On its own, Mi Lan Xiang Dan Cong does not contain any carbs because it doesn’t have any starch. However, the carb count will increase if you add other things to the tea, such as sugar or honey.
Because Mi Lan Xiang is just a bunch of rolled and roasted leaves that are eventually submerged in hot water, the tea doesn’t have any calories. The only time Mi Lan Xiang will have calories is if you add other ingredients to your cup to suit your preferences.
Mi Lan Xiang Dan Cong can last for over a year when stored correctly in airtight containers and dark, dry areas. Oolongs such as any type of Dan Cong age well, developing a mellow yet more concentrated flavor as it ages. Even a sealed bag of Mi Lan Xiang will mature into a better-tasting tea once it’s opened.
However, if your tea is constantly exposed to the light with a loose container lid, your Dan Cong won’t last that long. They will start turning stale after a while, dulling the delicate honey, flower, and fruit flavors from Mi Lan Xiang.

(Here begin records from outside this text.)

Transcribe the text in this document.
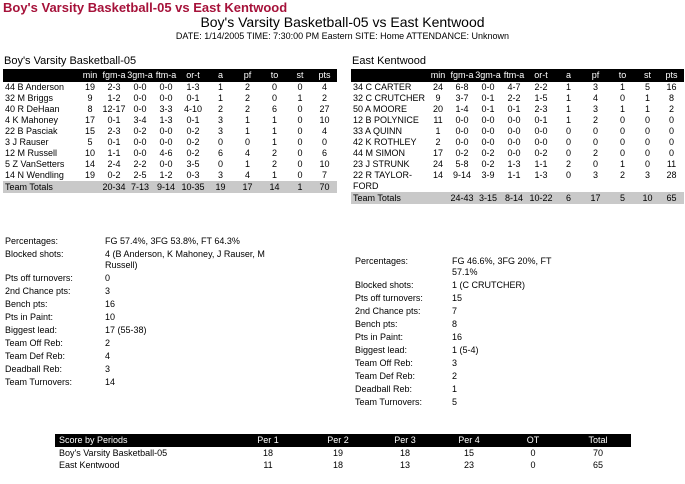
Boy's Varsity Basketball-05 vs East Kentwood
Boy's Varsity Basketball-05 vs East Kentwood
DATE: 1/14/2005 TIME: 7:30:00 PM Eastern SITE: Home ATTENDANCE: Unknown
Boy's Varsity Basketball-05
	min	fgm-a	3gm-a	ftm-a	or-t	a	pf	to	st	pts
44 B Anderson	19	2-3	0-0	0-0	1-3	1	2	0	0	4
32 M Briggs	9	1-2	0-0	0-0	0-1	1	2	0	1	2
40 R DeHaan	8	12-17	0-0	3-3	4-10	2	2	6	0	27
4 K Mahoney	17	0-1	3-4	1-3	0-1	3	1	1	0	10
22 B Pasciak	15	2-3	0-2	0-0	0-2	3	1	1	0	4
3 J Rauser	5	0-1	0-0	0-0	0-2	0	0	1	0	0
12 M Russell	10	1-1	0-0	4-6	0-2	6	4	2	0	6
5 Z VanSetters	14	2-4	2-2	0-0	3-5	0	1	2	0	10
14 N Wendling	19	0-2	2-5	1-2	0-3	3	4	1	0	7
Team Totals		20-34	7-13	9-14	10-35	19	17	14	1	70
Percentages:	FG 57.4%, 3FG 53.8%, FT 64.3%
Blocked shots:	4 (B Anderson, K Mahoney, J Rauser, M Russell)
Pts off turnovers:	0
2nd Chance pts:	3
Bench pts:	16
Pts in Paint:	10
Biggest lead:	17 (55-38)
Team Off Reb:	2
Team Def Reb:	4
Deadball Reb:	3
Team Turnovers:	14
East Kentwood
	min	fgm-a	3gm-a	ftm-a	or-t	a	pf	to	st	pts
34 C CARTER	24	6-8	0-0	4-7	2-2	1	3	1	5	16
32 C CRUTCHER	9	3-7	0-1	2-2	1-5	1	4	0	1	8
50 A MOORE	20	1-4	0-1	0-1	2-3	1	3	1	1	2
12 B POLYNICE	11	0-0	0-0	0-0	0-1	1	2	0	0	0
33 A QUINN	1	0-0	0-0	0-0	0-0	0	0	0	0	0
42 K ROTHLEY	2	0-0	0-0	0-0	0-0	0	0	0	0	0
44 M SIMON	17	0-2	0-2	0-0	0-2	0	2	0	0	0
23 J STRUNK	24	5-8	0-2	1-3	1-1	2	0	1	0	11
22 R TAYLOR-FORD	14	9-14	3-9	1-1	1-3	0	3	2	3	28
Team Totals		24-43	3-15	8-14	10-22	6	17	5	10	65
Percentages:	FG 46.6%, 3FG 20%, FT 57.1%
Blocked shots:	1 (C CRUTCHER)
Pts off turnovers:	15
2nd Chance pts:	7
Bench pts:	8
Pts in Paint:	16
Biggest lead:	1 (5-4)
Team Off Reb:	3
Team Def Reb:	2
Deadball Reb:	1
Team Turnovers:	5
Score by Periods	Per 1	Per 2	Per 3	Per 4	OT	Total
Boy's Varsity Basketball-05	18	19	18	15	0	70
East Kentwood	11	18	13	23	0	65
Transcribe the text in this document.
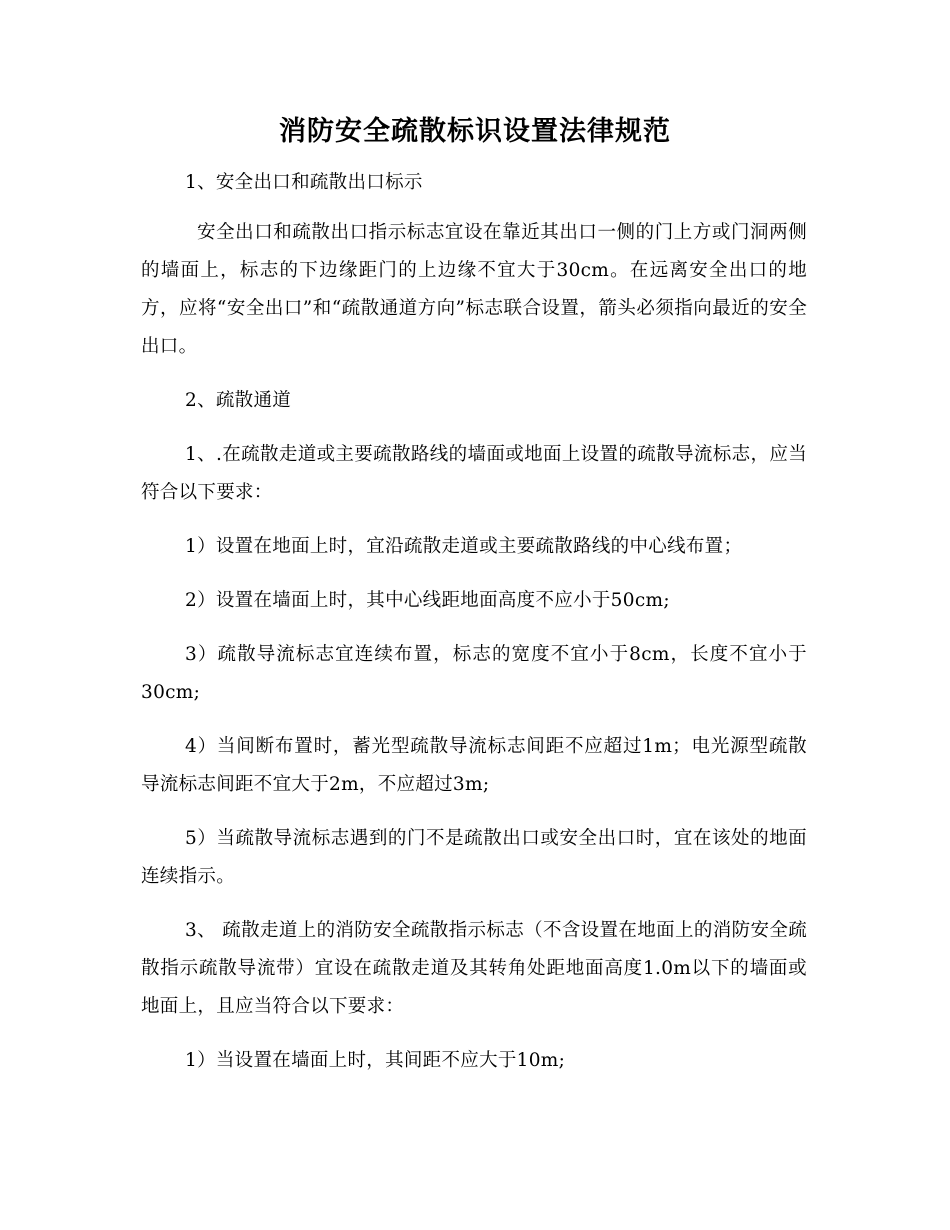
消防安全疏散标识设置法律规范

1、安全出口和疏散出口标示

安全出口和疏散出口指示标志宜设在靠近其出口一侧的门上方或门洞两侧的墙面上，标志的下边缘距门的上边缘不宜大于30cm。在远离安全出口的地方，应将“安全出口”和“疏散通道方向”标志联合设置，箭头必须指向最近的安全出口。

2、疏散通道

1、.在疏散走道或主要疏散路线的墙面或地面上设置的疏散导流标志，应当符合以下要求：

1）设置在地面上时，宜沿疏散走道或主要疏散路线的中心线布置；

2）设置在墙面上时，其中心线距地面高度不应小于50cm;

3）疏散导流标志宜连续布置，标志的宽度不宜小于8cm，长度不宜小于30cm;

4）当间断布置时，蓄光型疏散导流标志间距不应超过1m；电光源型疏散导流标志间距不宜大于2m，不应超过3m;

5）当疏散导流标志遇到的门不是疏散出口或安全出口时，宜在该处的地面连续指示。

3、 疏散走道上的消防安全疏散指示标志（不含设置在地面上的消防安全疏散指示疏散导流带）宜设在疏散走道及其转角处距地面高度1.0m以下的墙面或地面上，且应当符合以下要求：

1）当设置在墙面上时，其间距不应大于10m;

Pronouncing this tea’s name is not as hard as you think. If you want to stick to its Chinese name, you’ll pronounce it as “Mee Lan Shaang Dan Cong.” But if you’re going to take it easy on yourself, stick to the English name of Honey Orchid Aroma.
Drinking a fresh cup of Mi Lan Xiang Dan Cong can be a treat. The brew itself is smooth, with a sweet and floral aroma and taste. Mi Lan Xiang is a good option if you want to introduce a non-tea drinker to the expansive world of tea.
Just make sure you’re pronouncing the name correctly, or stick to what’s easier to say: Honey Orchid Aroma. You can’t go wrong with what you know.